While most critics appreciate Erdrich's multi-voice style and the richness of her characters' language, some view these aspects of Erdrich's writing to be distracting. Gene Lyons says in Newsweek, “The first thing readers ought to be told about Louise Erdrich's novel Love Medicine … is that no matter what the dust jacket says, it's not a novel. It's a book of short stories … so self-consciously literary that they are a whole lot easier to admire than to read.… No central action unifies the narrative, and the voices all sound pretty much the same—making it difficult to recall sometimes who's talking and what they're talking about.” Robert Towers also criticizes Erdrich's style. He says in the New York Review of Books, “Love Medicine … is very much a poet's novel. By that I mean that the book achieves its effect through moments of almost searing intensity rather than through the rise, climax, and closing of a sustained action, and that its stylistic virtuosity has become almost an end in itself.” He, too, thinks the relationships among characters confuse the reader. Yet he credits Erdrich's ability to write dramatic, graphic scenes.

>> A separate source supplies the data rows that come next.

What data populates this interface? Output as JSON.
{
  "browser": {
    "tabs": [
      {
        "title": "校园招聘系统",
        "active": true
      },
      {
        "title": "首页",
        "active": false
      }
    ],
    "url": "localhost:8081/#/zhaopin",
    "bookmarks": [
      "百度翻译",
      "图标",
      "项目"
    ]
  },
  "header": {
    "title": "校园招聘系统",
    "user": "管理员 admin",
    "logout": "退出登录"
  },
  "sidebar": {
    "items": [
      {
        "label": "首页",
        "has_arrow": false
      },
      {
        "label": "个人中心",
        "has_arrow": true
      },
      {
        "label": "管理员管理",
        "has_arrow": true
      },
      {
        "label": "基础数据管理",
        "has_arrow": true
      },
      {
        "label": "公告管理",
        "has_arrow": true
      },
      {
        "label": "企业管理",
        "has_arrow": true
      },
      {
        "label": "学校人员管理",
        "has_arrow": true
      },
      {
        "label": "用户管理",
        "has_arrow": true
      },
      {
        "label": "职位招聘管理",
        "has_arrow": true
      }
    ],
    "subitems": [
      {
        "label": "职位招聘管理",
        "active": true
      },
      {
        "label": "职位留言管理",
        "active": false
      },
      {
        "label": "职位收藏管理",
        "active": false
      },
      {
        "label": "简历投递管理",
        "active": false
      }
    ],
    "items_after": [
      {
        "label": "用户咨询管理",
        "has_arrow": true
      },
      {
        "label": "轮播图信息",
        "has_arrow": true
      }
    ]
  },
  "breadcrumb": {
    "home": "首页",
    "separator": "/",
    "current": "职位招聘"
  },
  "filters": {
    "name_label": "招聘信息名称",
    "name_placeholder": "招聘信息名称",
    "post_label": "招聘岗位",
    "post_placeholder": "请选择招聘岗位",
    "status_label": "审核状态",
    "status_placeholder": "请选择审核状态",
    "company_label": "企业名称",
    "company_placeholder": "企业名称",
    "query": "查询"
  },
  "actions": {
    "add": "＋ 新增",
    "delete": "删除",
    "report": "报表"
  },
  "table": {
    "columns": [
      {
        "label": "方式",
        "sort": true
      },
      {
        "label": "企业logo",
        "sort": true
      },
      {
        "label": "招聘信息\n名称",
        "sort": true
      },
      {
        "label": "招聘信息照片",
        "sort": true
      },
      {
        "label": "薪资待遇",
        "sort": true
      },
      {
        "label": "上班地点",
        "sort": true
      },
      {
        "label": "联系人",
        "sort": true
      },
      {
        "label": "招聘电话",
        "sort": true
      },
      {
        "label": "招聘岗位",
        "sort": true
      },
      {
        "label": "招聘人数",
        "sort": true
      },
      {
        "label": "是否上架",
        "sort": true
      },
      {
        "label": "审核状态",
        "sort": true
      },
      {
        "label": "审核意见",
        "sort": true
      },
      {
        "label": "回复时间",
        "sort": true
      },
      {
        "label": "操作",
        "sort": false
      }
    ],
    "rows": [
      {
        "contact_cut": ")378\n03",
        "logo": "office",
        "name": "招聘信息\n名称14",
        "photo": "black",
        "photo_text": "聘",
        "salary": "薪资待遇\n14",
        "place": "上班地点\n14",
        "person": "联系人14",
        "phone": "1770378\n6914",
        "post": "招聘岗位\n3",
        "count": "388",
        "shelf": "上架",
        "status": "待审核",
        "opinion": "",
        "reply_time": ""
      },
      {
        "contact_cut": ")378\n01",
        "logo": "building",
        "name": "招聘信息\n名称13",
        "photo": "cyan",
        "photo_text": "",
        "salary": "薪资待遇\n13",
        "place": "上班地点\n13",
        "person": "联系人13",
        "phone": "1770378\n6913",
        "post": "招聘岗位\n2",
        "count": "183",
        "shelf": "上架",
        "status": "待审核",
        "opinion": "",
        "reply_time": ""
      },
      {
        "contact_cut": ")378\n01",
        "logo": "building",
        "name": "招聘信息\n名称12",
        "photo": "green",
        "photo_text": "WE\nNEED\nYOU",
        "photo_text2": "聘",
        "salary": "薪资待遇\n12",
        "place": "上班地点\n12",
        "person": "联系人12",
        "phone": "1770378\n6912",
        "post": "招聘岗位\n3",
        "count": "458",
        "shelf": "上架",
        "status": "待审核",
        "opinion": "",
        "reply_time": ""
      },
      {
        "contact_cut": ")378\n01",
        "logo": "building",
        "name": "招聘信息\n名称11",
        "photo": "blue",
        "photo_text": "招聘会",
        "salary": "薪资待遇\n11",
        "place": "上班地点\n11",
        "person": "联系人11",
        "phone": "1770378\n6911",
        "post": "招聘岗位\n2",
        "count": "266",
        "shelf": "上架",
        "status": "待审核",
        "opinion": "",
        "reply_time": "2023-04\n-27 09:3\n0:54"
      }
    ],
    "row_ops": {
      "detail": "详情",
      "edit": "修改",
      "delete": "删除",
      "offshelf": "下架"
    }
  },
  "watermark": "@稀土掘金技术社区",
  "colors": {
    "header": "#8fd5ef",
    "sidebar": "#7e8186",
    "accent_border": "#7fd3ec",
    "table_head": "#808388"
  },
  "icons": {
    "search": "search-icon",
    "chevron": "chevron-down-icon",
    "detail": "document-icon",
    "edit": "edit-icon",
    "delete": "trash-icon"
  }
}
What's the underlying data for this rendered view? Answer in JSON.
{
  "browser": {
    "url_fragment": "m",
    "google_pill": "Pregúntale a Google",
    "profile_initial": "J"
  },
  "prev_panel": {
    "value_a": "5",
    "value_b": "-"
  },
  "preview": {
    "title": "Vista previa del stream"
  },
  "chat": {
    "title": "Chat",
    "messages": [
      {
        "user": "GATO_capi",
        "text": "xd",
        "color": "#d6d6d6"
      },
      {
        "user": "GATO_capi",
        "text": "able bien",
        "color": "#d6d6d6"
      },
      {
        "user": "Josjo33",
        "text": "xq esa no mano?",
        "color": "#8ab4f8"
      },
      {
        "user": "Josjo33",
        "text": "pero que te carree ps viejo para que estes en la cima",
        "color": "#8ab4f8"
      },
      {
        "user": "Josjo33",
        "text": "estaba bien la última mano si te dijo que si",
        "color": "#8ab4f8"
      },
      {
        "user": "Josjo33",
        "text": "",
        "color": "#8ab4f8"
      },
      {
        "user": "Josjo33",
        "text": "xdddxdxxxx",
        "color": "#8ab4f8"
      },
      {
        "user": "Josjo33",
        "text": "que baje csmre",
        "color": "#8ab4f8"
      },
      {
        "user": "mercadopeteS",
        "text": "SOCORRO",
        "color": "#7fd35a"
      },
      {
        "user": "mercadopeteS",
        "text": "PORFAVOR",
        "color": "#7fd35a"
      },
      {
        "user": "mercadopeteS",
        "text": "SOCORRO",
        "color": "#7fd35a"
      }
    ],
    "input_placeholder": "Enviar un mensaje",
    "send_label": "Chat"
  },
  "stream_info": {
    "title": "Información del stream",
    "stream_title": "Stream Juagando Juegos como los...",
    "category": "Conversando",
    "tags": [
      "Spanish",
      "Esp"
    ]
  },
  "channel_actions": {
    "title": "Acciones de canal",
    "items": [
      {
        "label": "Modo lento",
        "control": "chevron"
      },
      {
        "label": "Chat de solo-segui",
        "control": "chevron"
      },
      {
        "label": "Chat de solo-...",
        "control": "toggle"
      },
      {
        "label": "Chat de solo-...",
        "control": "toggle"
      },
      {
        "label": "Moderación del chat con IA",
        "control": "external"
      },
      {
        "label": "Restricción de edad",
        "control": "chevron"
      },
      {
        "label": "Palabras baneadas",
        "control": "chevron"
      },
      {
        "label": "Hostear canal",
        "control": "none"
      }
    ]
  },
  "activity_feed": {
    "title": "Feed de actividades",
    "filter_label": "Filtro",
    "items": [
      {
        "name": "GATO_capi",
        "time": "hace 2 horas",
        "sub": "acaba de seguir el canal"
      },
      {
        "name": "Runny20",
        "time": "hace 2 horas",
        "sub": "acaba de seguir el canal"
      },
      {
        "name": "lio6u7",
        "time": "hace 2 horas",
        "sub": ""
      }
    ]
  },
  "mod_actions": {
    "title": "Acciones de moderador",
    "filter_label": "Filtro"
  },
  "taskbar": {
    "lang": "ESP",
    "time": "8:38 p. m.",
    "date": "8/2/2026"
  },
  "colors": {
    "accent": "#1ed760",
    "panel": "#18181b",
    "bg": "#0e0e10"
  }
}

Most literary experts agree that Erdrich writes powerfully, chronicling events in the lives of a society about which most people know nothing. She is able to remain loyal to her heritage while maintaining her art; her writing appeals to everyone. Marco Portales says it best in the New York Times Book Review, “Ethnic writing—works that focus on the lives and particular concerns of America's minorities—labors under a peculiar burden: only certain types of people are supposed to be interested. Louise Erdrich's first novel, Love Medicine … dispels these spurious notions.”

In summary, Love Medicine continues to receive high marks, even though a few critics disagree with all the accolades. The book has won numerous awards, including the Sue Kaufman Prize for Best First Fiction (1983); the National Book Critics Circle award for year's best novelist (1984); the Virginia Scully Award for Best Book Dealing with Western Indians (1984); the American Book Award from the Before Columbus Foundation (1985); and the Great Lakes Colleges Association prize for Best First Work of Fiction (1984).